What I'd do? Honour current commitments, then let summer put space between these girls. Maybe the odd trip 1:1; if suitable at the time, DD could lay the groundwork by talking about what happened and saying how it made her feel. Starting back in September, exclude Mean Girl from any arrangements. If others say she's a bitch for it, remain calm and say 'It wasn't my choice' in a John Malkovich 'It's beyond my control' kind of way. Stay calm, stay calm, remain self-assured and superior. This situation will be the filter that tests all the others' true feelings about your DD, and if they want to fall through it they are welcome to. Encourage your DD to mix with others at A-Level institution or find alternative avenue to meet new people.

Lightdarkshade · 27/05/2024 13:56

You poor thing
the Power play at this age is horrendous
i would advise against finger pointing
a mum wrote to me and attacked one of my kids. She attacked me too but she attacked me on fourth hand teen gossip and what she said was not true, which undermined her case. I understood her pain and I was polite the first time but she was so out of order. Still think about her every day and her batshit crazy ways. Some kids are being c to my daughter at the moment and I think of mrs bat shit, and the unhelpfulness of her intervention, and have decided not to get involved.

Lightdarkshade · 27/05/2024 13:57

However you could tell the school your daughter is struggling.
One of the teachers noticed my daughter has not been happy because of similar exclusion tactics by fer friends (they can be such little sheep too...) and spoke to her and having the teacher's support has been really helpful

TheaBrandt · 27/05/2024 15:19

Hmm Dd had a flipping annoying girl in her group who was consistently mean to her snipey little comments leaving her out etc. For the sake of group harmony and to “be kind” dd let it slide but it did upset her as went on for months.

The girl has recently started behaving like that to the stronger characters in the group but she’s pushed her luck - they’re not as forgiving as dd and have pushed her out of the group. Now the girl is crying to school about being “excluded” but frankly it’s hard to feel particularly sympathetic.

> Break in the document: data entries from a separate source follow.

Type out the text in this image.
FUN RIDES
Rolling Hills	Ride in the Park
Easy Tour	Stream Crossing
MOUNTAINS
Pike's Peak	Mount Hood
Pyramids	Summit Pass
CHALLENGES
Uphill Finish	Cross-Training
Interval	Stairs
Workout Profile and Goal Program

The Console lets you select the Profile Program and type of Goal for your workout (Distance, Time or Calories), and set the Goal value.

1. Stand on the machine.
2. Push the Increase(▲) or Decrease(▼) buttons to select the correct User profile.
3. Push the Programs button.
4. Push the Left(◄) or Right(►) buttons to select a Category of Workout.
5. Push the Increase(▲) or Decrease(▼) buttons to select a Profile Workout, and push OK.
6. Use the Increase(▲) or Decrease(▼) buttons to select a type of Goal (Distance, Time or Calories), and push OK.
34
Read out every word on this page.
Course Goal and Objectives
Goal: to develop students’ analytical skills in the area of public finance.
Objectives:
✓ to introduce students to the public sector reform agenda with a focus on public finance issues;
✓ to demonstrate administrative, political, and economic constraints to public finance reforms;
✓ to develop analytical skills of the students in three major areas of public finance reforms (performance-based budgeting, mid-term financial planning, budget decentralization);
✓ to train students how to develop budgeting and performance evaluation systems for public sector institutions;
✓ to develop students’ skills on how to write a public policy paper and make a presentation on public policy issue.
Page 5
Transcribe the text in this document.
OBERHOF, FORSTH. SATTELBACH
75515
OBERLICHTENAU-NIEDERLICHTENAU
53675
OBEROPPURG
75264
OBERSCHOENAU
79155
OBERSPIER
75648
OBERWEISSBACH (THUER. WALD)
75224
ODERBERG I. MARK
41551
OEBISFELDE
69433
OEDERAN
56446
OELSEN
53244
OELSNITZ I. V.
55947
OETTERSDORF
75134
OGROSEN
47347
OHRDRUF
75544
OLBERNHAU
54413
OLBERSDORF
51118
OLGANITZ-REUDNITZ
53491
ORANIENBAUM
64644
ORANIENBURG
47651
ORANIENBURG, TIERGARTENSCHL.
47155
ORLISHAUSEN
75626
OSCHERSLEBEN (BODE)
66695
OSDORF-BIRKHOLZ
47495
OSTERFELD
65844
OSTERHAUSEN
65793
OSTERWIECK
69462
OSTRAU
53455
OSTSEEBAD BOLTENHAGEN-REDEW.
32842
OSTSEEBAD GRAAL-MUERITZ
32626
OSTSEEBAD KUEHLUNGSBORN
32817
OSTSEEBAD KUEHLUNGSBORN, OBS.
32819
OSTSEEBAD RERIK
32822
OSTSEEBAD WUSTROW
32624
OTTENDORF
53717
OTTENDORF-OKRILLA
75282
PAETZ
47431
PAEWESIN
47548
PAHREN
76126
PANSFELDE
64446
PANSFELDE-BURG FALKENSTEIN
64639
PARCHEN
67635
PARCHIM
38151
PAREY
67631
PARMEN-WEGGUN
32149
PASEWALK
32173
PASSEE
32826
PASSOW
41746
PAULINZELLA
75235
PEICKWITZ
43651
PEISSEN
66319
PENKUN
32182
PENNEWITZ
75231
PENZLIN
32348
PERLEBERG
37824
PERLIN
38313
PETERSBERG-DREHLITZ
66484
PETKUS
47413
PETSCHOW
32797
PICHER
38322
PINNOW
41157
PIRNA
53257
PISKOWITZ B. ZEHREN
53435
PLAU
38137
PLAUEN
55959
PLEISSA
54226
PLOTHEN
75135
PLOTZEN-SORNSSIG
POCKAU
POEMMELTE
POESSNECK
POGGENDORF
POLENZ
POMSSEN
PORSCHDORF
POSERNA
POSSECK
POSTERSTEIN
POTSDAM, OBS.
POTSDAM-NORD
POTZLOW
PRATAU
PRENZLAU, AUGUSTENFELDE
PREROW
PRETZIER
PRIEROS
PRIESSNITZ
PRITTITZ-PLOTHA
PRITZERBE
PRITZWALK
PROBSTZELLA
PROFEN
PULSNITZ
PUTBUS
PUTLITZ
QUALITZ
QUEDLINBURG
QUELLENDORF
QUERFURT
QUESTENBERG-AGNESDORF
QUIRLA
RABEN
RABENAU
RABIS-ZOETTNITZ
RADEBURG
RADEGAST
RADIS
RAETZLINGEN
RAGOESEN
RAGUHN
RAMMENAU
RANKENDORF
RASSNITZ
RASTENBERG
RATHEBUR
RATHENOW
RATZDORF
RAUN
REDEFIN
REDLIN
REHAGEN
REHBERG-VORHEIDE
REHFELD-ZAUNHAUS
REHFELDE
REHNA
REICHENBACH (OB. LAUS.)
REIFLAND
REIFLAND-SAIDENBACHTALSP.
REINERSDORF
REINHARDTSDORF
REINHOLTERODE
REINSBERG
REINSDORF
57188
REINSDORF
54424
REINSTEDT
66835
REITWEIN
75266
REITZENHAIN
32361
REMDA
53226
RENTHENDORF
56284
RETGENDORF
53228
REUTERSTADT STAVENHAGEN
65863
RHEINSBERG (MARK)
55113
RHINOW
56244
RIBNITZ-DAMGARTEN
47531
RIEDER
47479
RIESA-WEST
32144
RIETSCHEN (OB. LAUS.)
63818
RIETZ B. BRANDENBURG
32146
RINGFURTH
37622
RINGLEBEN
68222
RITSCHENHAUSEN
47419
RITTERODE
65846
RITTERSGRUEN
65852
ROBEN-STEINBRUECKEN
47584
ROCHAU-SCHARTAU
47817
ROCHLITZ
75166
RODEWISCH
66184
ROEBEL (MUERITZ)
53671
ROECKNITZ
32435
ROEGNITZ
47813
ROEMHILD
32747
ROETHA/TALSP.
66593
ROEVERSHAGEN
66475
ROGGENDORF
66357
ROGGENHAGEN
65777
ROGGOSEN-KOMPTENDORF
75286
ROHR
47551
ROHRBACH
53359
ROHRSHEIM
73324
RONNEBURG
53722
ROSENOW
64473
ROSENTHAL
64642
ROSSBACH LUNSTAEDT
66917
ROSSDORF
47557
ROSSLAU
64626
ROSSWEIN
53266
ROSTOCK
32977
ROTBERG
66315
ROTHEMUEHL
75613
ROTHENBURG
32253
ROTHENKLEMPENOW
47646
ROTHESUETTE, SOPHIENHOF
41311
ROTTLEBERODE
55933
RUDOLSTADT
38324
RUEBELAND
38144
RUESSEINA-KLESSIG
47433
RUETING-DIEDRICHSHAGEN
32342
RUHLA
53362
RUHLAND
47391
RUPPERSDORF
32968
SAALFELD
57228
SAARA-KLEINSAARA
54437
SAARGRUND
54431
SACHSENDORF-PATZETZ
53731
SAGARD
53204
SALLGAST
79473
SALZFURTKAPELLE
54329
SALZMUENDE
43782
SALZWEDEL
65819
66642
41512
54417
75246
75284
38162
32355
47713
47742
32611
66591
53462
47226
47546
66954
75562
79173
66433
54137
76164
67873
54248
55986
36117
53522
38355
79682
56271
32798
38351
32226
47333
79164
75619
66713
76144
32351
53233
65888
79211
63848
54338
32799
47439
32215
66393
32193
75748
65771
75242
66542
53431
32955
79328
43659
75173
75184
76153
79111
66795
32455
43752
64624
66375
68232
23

caringcarer · 27/05/2024 15:45

Fulshaw · 17/05/2024 09:20

Leave it, don’t interfere. Instead support your daughter in overcoming emotional challenges such as this, life is hard and unfair sometimes and people aren’t always nice.

Let her go to Spain, let her invite who she wants to her party and don’t message the other mum.

This. It's not nice for your DD but she's growing up and it will not harm her to deal with it herself. If she still wants to invite this girl that is up to her.